Yes, you can bully me 😓. I play vidya, I like them to work. I like to play kinda obscure older games and indies from itch.io, that don't always run on Linux.

I have dual boot Manjaro installed on my laptop, but it's basically broken. Machine is old, from like 2014, it can barely run a modern browser. I have not bothered setting up a dual boot on my desktop. But Windows is not completely terrible as it has:

Bun on WSL

So before I talk about Bun, I want to mention what I had to do to get it working properly in WSL 2.

  1. First thing I noticed: Hot reload was not working.

    1. Currently, inotify, the Linux API used by hot reload, is not supported in WSL2 on 9P filesystem drives (e.g. Windows drives mounted into WSL2).

    2. I fixed this by moving the project files into the ext4 filesystem in WSL2: /home/projects/

    3. Another fix would've been to use WSL 1

  2. In Windows Explorer, I could access this by typing this into the path bar:\\wsl.localhost\Ubuntu\home\{username}

    1. I changed my Github desktop location here too for the project.

    2. Oh, and if you are not using Github desktop: WHAT ARE YOU DOING?! 🤬 It removes like 99% of my problems when using git. I'm more of a visual guy, I struggle to keep tabs on a command line...

  3. bun --hot run dev working like a charm now! 😘

  4. No other issues encountered so far.

    1. Bun also seemingly fixed this bug I had, where @tailwindcss/typography kept uninstalling itself(?)



What is Bun?

Bun is an All-in-one Javascript runtime & toolkit. It can build your thing, bundle your thing, setup servers, do data fetching, do sqlite, you name it!

Their core philosophies are to increase speed and decrease complexity of the development tools people are using. Bun is a Webkit written in Zig.

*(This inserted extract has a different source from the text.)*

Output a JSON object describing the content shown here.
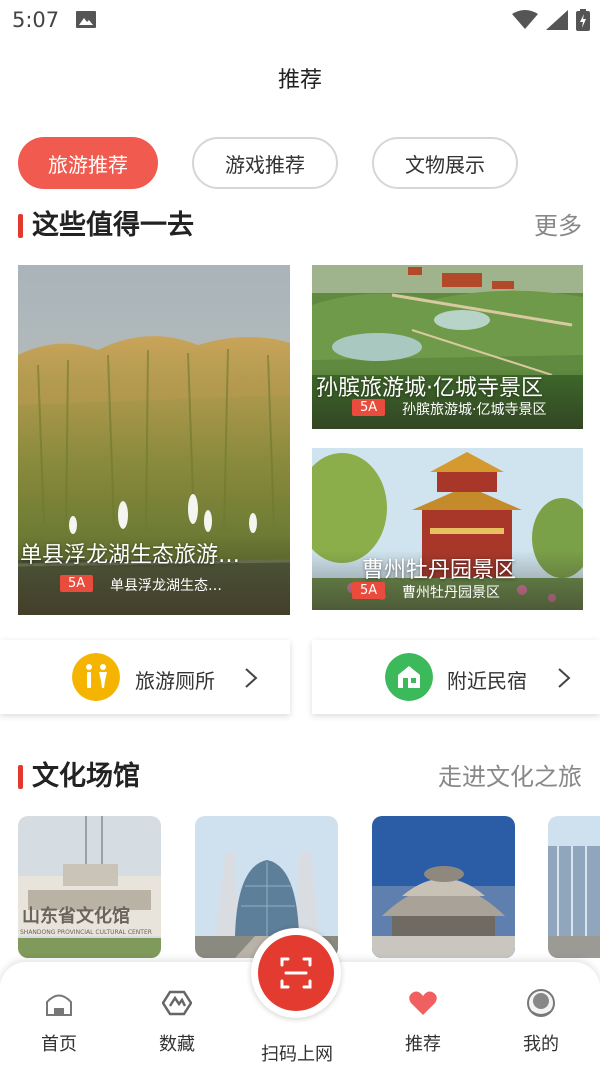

It can completely replace Node.js for example. Like you don't need Nodemon as it has built-in watch mode. You also don't need dotenv or cross-env as Bun reads .env files by default. You can replace transpilers like babel. It is significantly faster at bundling compared to esbuild or webpack. And it even has an npm-compatible package manager, which can replace npm, yarn and pnpm. It caches the packages like pnpm, so your hard drives won't fill up on node_modules.

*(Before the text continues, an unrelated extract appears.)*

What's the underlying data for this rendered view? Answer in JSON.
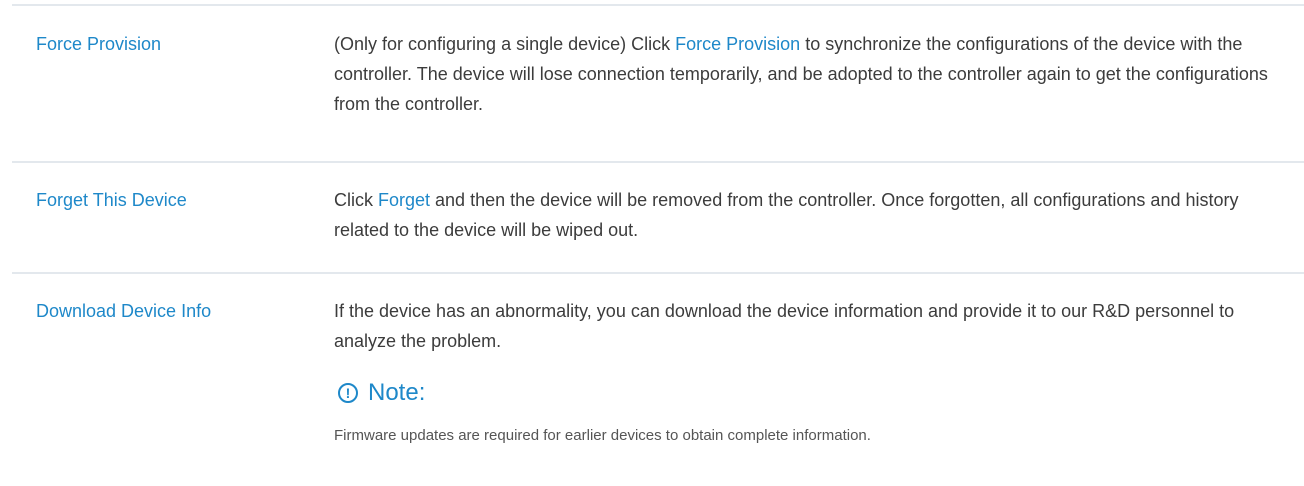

Bun even has stupid stuff like Auto-install, like listen to this:

If no node_modules directory is found in the working directory or higher, Bun will abandon Node.js-style module resolution in favor of the Bun module resolution algorithm.

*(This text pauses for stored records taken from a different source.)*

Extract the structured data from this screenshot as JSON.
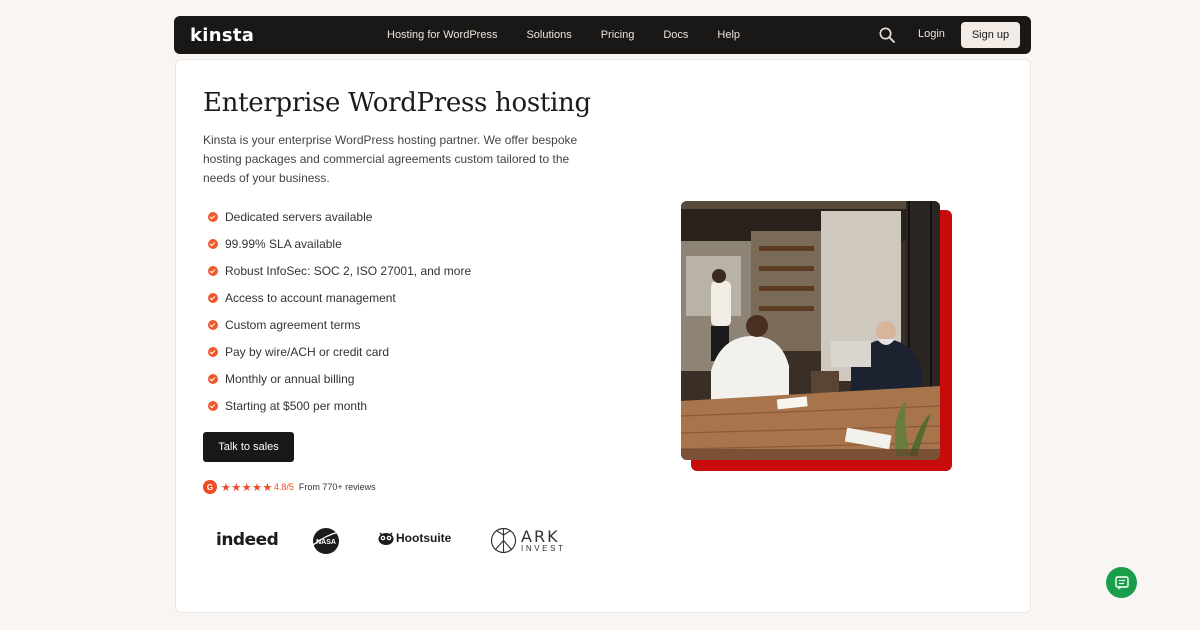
{
  "brand": {
    "logo_text": "kinsta"
  },
  "nav": {
    "links": [
      "Hosting for WordPress",
      "Solutions",
      "Pricing",
      "Docs",
      "Help"
    ],
    "login_label": "Login",
    "signup_label": "Sign up"
  },
  "hero": {
    "title": "Enterprise WordPress hosting",
    "intro": "Kinsta is your enterprise WordPress hosting partner. We offer bespoke hosting packages and commercial agreements custom tailored to the needs of your business.",
    "features": [
      "Dedicated servers available",
      "99.99% SLA available",
      "Robust InfoSec: SOC 2, ISO 27001, and more",
      "Access to account management",
      "Custom agreement terms",
      "Pay by wire/ACH or credit card",
      "Monthly or annual billing",
      "Starting at $500 per month"
    ],
    "cta_label": "Talk to sales"
  },
  "rating": {
    "badge": "G",
    "stars": "★★★★★",
    "score": "4.8/5",
    "reviews_text": "From 770+ reviews"
  },
  "client_logos": {
    "indeed": "indeed",
    "nasa": "NASA",
    "hootsuite": "Hootsuite",
    "ark_big": "ARK",
    "ark_small": "INVEST"
  },
  "colors": {
    "accent": "#ef5a2b",
    "nav_bg": "#1a1717",
    "photo_shadow": "#c80c0c",
    "chat": "#1b9e4b"
  },
  "icons": {
    "search": "search-icon",
    "check": "check-circle-icon",
    "chat": "chat-icon"
  }
}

Under Bun-style module resolution, all imported packages are auto-installed on the fly into a global module cache during execution (the same cache used by bun install).

Source

And it's fast AF.

fast af bun watch

bun bundling

bun memory benchmark

But is it true tho?

Well, I think Bun-team strategically picked what benchmarks to show, which focus almost solely on "development startups" and such.

Check this video by strager who did some actual benchmarking with using Bun in places where you actually care:

Needless to say: Bun has growing pains. Node is still FASTER than Bun in many of the use cases that matter. So while Bun isn't terrible, it's not as amazing as it is marketed as being.

Why Bun for Kire-web?

Bun supports Astro right out of the gate. That is cool & good!

Although, as my project is small, Bun is only like 1-2 seconds faster than npm. It's not super noticeable, but I think it's a good idea to keep using it, seeing how stable it truly is.